You’re An Arse
In the first few weeks after fertilisation, you’re nothing more than a small group of cells called a “blastula” that bursts open from the inside out, making a little bitty opening. This opening is called a blastopore, and it’s the first of your proto-organs to begin forming. In humans’ case, it goes on to become our sphincter, proving we all start life as buttholes.
Got Your Back
The brunt of your bott—the gluteus maximus—is the largest, most powerful muscle in our body. No only does it feel nice when you sit on it, it helps move your hips and thighs and keeps your torso upright. In fact, research by the Journal of Physical Therapy Science shows that strengthening your glutes and hips benefits your back way more than spinal exercises.

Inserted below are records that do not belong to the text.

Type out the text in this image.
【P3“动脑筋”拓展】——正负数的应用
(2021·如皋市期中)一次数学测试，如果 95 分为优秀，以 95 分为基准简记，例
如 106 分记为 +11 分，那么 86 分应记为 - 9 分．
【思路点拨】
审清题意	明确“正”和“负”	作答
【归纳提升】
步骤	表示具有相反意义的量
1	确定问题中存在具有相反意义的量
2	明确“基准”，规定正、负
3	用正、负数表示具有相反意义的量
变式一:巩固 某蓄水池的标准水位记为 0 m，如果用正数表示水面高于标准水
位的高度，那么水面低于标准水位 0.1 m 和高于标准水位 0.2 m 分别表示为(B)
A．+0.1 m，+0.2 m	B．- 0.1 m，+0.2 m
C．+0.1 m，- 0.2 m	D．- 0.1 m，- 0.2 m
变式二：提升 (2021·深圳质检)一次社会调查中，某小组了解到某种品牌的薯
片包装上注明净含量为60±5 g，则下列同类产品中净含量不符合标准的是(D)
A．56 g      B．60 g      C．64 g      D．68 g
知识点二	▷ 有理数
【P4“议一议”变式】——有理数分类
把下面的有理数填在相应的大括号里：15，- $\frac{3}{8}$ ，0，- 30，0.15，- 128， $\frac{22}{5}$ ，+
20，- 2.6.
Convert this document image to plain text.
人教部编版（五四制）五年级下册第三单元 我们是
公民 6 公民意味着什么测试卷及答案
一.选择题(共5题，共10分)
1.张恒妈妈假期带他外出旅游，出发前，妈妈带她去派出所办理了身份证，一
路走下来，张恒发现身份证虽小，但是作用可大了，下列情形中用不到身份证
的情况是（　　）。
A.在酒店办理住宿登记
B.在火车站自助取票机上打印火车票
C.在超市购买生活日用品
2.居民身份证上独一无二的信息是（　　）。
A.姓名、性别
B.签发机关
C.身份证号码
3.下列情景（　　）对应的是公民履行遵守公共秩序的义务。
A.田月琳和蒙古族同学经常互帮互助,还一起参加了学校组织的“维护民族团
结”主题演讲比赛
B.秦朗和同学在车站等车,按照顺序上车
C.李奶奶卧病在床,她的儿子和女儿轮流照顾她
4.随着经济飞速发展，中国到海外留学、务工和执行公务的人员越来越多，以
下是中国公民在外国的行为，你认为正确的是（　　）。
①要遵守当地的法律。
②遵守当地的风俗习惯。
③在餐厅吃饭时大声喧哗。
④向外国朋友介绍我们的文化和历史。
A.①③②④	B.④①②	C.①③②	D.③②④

As far as primates go, humans are one of the plumpest. Having a “fat arse” isn’t the curse society would have you believe, though: Your bum is simply a safe place to store fat away from your essential organs. Thanks to hormones, women tend to have more fat in their lower parts, which means they generally have bigger bottoms, but also increased life expectancy as a result.
Ifs And Butts
No one knows why we have hair on our bums, since it has no evolutionary purpose except for helping to disseminate our unique odour to any potential partners. Which is well sexy, right? Others believe that, since we’re predisposed to be creatures who walk and run, it may simply be there to help with chafing. Which is well sexy, too.